Сидевшая на помосте женщина показалась Элизабет довольно полной, с длинным носом, чуть настороженным взглядом голубых глаз и маленьким ртом с плотно сжатыми губами. Но когда она улыбалась – а сейчас так оно и было, – лицо ее менялось. Элизабет собралась снова присесть в реверансе, но, когда королева протянула к ней руки, она забыла обо всем, утонув в золотой парче и мягкой плоти – платье мачехи имело очень глубокий вырез.

– Добро пожаловать во дворец, леди Элизабет, – произнесла королева, и в голосе ее прозвучало участие.

Несколько придворных зааплодировали при виде столь трогательной сцены; другие продолжали наблюдать, с улыбкой или любопытством во взгляде. Элизабет радовалась, что она снова с отцом. Она жалела лишь, что рядом с ним нет ее матери, которая была куда красивее, чем королева Джейн. Как же Элизабет ее не хватало!

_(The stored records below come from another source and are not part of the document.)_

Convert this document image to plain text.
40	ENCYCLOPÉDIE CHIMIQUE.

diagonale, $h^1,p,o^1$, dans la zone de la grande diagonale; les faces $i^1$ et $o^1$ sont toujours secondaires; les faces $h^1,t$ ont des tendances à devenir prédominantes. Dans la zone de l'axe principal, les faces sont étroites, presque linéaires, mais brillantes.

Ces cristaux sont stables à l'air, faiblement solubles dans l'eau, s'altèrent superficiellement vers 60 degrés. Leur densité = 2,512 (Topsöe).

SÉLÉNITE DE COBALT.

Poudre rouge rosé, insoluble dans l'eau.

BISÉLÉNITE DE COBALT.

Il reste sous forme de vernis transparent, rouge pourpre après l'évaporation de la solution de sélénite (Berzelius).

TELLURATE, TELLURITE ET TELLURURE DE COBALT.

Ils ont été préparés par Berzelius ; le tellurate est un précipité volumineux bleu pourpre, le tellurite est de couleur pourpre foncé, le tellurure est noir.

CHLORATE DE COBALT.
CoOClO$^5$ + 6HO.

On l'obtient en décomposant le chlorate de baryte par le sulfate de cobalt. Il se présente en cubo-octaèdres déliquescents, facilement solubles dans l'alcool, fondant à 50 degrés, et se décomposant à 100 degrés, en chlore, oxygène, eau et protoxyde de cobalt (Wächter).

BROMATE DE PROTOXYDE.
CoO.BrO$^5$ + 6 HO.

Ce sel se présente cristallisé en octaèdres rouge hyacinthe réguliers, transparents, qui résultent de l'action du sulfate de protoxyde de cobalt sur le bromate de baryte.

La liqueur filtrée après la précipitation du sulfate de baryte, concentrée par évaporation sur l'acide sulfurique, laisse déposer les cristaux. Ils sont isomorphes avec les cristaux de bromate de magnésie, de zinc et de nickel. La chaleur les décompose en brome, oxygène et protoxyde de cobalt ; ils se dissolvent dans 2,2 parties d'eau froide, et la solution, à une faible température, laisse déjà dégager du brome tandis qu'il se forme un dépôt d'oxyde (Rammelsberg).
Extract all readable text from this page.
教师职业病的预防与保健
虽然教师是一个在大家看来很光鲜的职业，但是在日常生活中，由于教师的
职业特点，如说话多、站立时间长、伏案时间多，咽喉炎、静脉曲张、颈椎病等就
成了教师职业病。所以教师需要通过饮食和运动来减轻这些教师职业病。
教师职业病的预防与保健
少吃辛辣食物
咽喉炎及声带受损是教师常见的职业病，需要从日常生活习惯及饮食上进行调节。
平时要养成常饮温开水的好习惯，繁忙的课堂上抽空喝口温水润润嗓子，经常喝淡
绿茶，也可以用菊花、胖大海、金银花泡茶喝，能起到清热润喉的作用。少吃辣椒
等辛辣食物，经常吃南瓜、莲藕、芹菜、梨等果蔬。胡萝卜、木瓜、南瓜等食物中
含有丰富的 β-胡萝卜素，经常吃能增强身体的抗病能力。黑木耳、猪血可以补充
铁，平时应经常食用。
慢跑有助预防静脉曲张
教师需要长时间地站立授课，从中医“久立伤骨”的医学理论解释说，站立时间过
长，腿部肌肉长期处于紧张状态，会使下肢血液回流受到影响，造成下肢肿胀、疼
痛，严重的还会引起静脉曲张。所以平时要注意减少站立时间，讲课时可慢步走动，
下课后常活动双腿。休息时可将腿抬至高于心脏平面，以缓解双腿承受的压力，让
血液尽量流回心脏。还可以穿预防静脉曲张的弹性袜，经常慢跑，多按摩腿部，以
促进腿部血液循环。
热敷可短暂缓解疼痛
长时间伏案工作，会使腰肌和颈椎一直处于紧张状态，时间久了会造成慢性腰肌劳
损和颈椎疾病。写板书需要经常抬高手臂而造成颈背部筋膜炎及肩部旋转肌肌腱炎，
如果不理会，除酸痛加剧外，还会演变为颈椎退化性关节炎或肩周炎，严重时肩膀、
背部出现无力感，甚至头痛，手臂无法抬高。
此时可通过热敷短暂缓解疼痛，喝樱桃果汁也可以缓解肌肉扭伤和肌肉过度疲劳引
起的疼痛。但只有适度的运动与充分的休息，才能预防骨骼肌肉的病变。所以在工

Обед задерживался, чтобы король мог принять свою дочь, но шел уже двенадцатый час, и солнце стояло высоко в небе, так что все проголодались. Генрих решил в этот день обедать на публике, чтобы все стали свидетелями счастливого воссоединения его семьи, и вскоре на помосте поставили стол, покрытый отглаженной скатертью из расшитого цветами дамаста. Элизабет немало заинтриговал ритуал накрытия королевского стола, куда более замысловатый, чем ей доводилось видеть в Хэтфилде. Обрызгав скатерть сладкими травяными благовониями, на ней разложили салфетки, затем последовали золотые блюда и приборы, бокалы из венецианского стекла, чаши для мытья рук, белые ломти пшеничного хлеба и инкрустированные драгоценными камнями кувшины с вином. Венчала все это великолепие большая золотая солонка в виде корабля, которую поставили перед королем.

Рядом с помостом установили столы, и лорды и леди один за другим начали подходить к своим местам, но продолжали стоять, пока не сядут король и королева. Элизабет и леди Брайан посадили во главе ближайшего к королю стола. Для маленькой девочки то была великая привилегия – офицально обедать вместе с лордами и леди в присутствии ее отца-короля, и она изо всех сил старалась не забыть о застольных манерах. Следовало положить салфетку на левое плечо – в чем ей помогла леди Брайан – и вымыть руки в специальной чаше. Ни в коем случае нельзя было класть на стол локти или кулаки, а нож полагалось держать в одной руке, другой поднося еду ко рту. Сидевший напротив джентльмен любезно нарезал ей мясо, поскольку своего ножа у нее не было. Подали вино – чистое, а не разбавленное, как в Хэтфилде, – и оно сразу же ударило в голову, от чего ей захотелось спать и смеяться. Когда обед завершился, по кивку короля леди Брайан отнесла Элизабет в приготовленную для нее комнату и уложила в постель.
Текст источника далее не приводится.